Paradigmata sind keine Regeln, sondern beispielhafte Lösungen von Problemen, an denen man sich orientiert, um weitere Probleme zu lösen. Im Laufe der Zeit verdichten sich die Paradigmen zu formulierbaren Regeln wissenschaftlicher Forschung und ihrer Auffassung von Wirklichkeit. Spätestens jetzt wird die Phase der wissenschaftlichen Revolution von einer neuen Phase ‚normaler’ Wissenschaft abgelöst.
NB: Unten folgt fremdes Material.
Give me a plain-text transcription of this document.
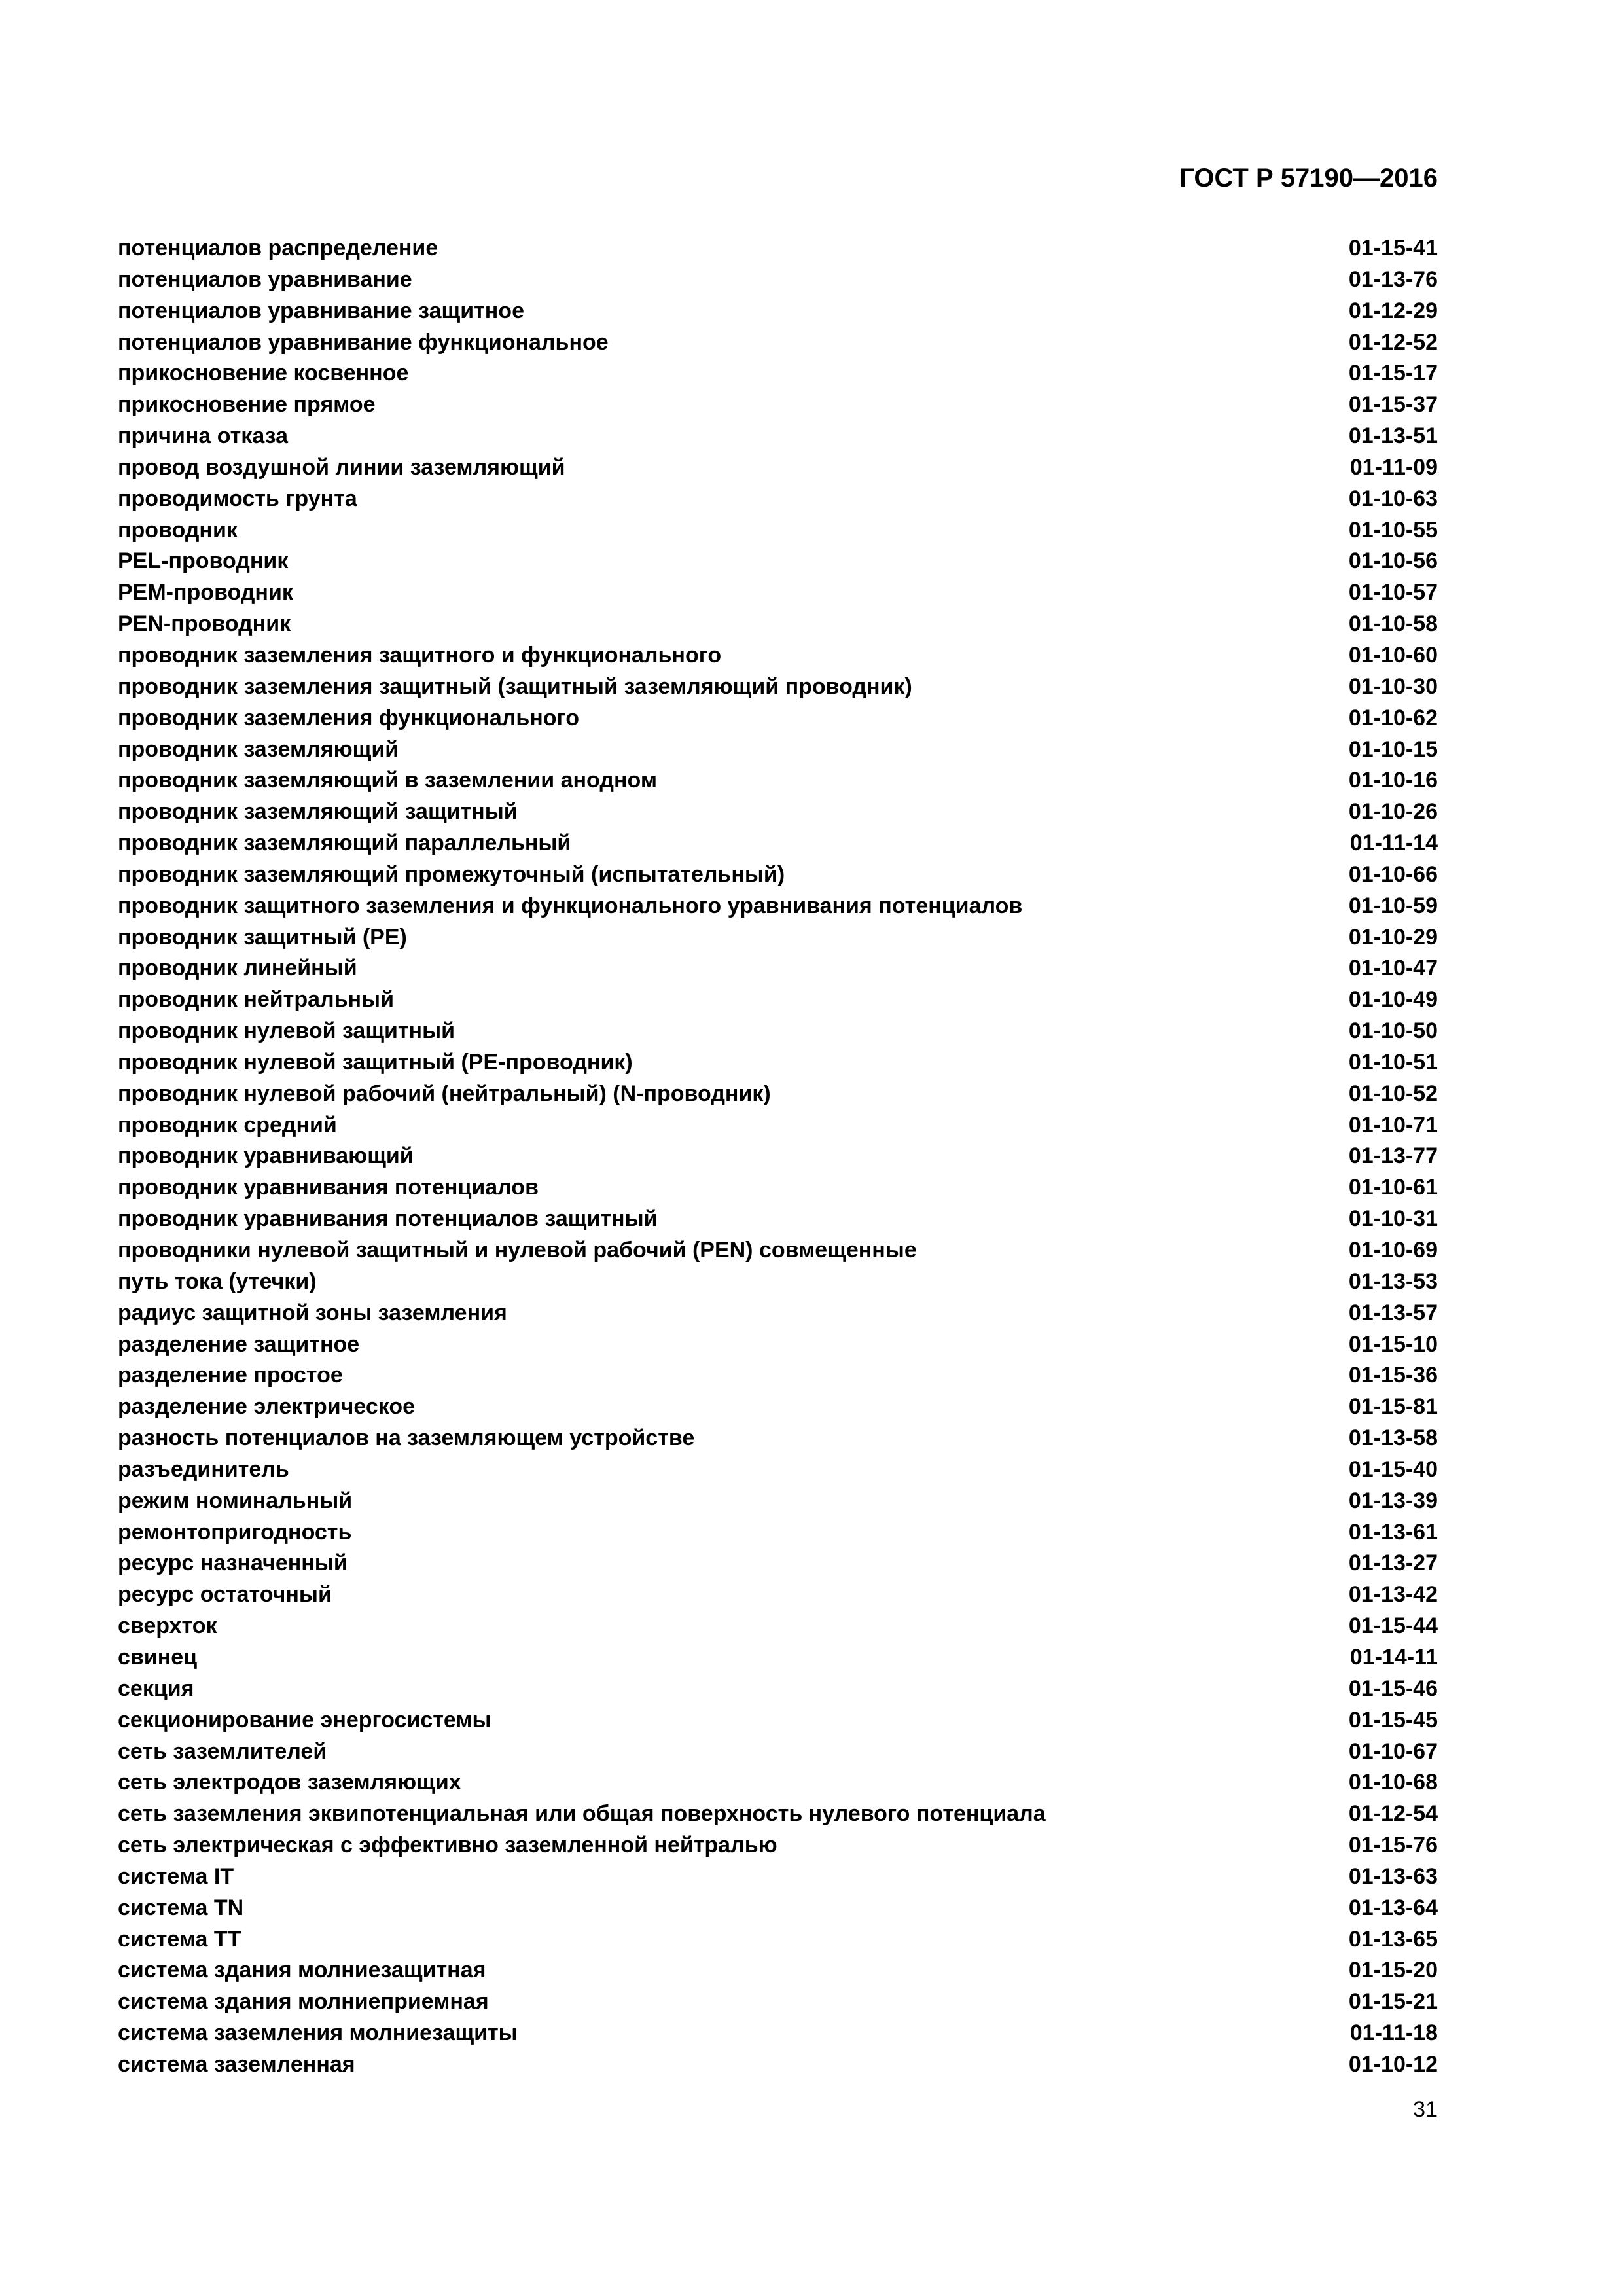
ГОСТ Р 57190—2016
потенциалов распределение	01-15-41
потенциалов уравнивание	01-13-76
потенциалов уравнивание защитное	01-12-29
потенциалов уравнивание функциональное	01-12-52
прикосновение косвенное	01-15-17
прикосновение прямое	01-15-37
причина отказа	01-13-51
провод воздушной линии заземляющий	01-11-09
проводимость грунта	01-10-63
проводник	01-10-55
PEL-проводник	01-10-56
PEM-проводник	01-10-57
PEN-проводник	01-10-58
проводник заземления защитного и функционального	01-10-60
проводник заземления защитный (защитный заземляющий проводник)	01-10-30
проводник заземления функционального	01-10-62
проводник заземляющий	01-10-15
проводник заземляющий в заземлении анодном	01-10-16
проводник заземляющий защитный	01-10-26
проводник заземляющий параллельный	01-11-14
проводник заземляющий промежуточный (испытательный)	01-10-66
проводник защитного заземления и функционального уравнивания потенциалов	01-10-59
проводник защитный (PE)	01-10-29
проводник линейный	01-10-47
проводник нейтральный	01-10-49
проводник нулевой защитный	01-10-50
проводник нулевой защитный (PE-проводник)	01-10-51
проводник нулевой рабочий (нейтральный) (N-проводник)	01-10-52
проводник средний	01-10-71
проводник уравнивающий	01-13-77
проводник уравнивания потенциалов	01-10-61
проводник уравнивания потенциалов защитный	01-10-31
проводники нулевой защитный и нулевой рабочий (PEN) совмещенные	01-10-69
путь тока (утечки)	01-13-53
радиус защитной зоны заземления	01-13-57
разделение защитное	01-15-10
разделение простое	01-15-36
разделение электрическое	01-15-81
разность потенциалов на заземляющем устройстве	01-13-58
разъединитель	01-15-40
режим номинальный	01-13-39
ремонтопригодность	01-13-61
ресурс назначенный	01-13-27
ресурс остаточный	01-13-42
сверхток	01-15-44
свинец	01-14-11
секция	01-15-46
секционирование энергосистемы	01-15-45
сеть заземлителей	01-10-67
сеть электродов заземляющих	01-10-68
сеть заземления эквипотенциальная или общая поверхность нулевого потенциала	01-12-54
сеть электрическая с эффективно заземленной нейтралью	01-15-76
система IT	01-13-63
система TN	01-13-64
система TT	01-13-65
система здания молниезащитная	01-15-20
система здания молниеприемная	01-15-21
система заземления молниезащиты	01-11-18
система заземленная	01-10-12
31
Bis Erfahrungen, die Probleme aufkommen lassen, die sich im Rahmen des gültigen Paradigmas nicht lösen lassen, eine neue revolutionäre Phase auslösen.

Kuhns Denken war in einigen Punkten radikal anders als bestehende Auffassungen: er ging nicht mehr von einem linearen Fortschritt aus, also nicht mehr davon, dass jede kleine neue Erkenntnis den Kosmos des gesamten Wissens ergänzt, sondern dass diese ein akzeptiertes Paradigma bestätigen und in seiner Reichweite vergrößern. Für Kuhn stand nicht mehr die Kontinuität der Wissenschaftsgeschichte, sondern die Differenz im Mittelpunkt. Hier ähnelt er Foucault. Entscheidend war aber auch seine Auffassung, dass konkurrierende Paradigmen nicht kommensurabel sind. D.h. sie sind nicht auf irgendeiner Ebene miteinander vereinbar, ineinander übersetzbar oder auf einer abstrakteren Stufe auflösbar, sondern bleiben sich fremd. Der Glaube an die Einheit der Wissenschaft und der sie tragenden einheitlichen Vernunft und Rationalität war damit aufgebrochen.

In der Geschichtswissenschaft haben besonders Jörn Rüsen und sein Kreis sowie einige wissenschaftshistorische Forschungsgruppen den Begriff aufgenommen. Allerdings weniger im Sinn einer beispielgebenden Arbeit, an der man sich orientiert, als vielmehr im Sinn einer grundlegenden Kategorie. Kuhn selbst hat sein Modell in diese Richtung weiterentwickelt, dann aber nicht mehr von Paradigma sondern von einer disziplinären Matrix gesprochen.

Stefan Haas

Literatur:

Thomas S. Kuhn: Die Struktur wissenschaftlicher Revolutionen, Frankfurt/M. div. Ausgaben (Ea Chicago 1962).

Hoyningen-Huene, Paul, Die Wissenschaftsphilosophie Thomas S. Kuhns. Rekonstruktion und Grundlagenprobleme 1989. Sehr gute, breit recherchierte und intensiv durchdachte Darstellung und Analyse der Kuhnschen Theorie.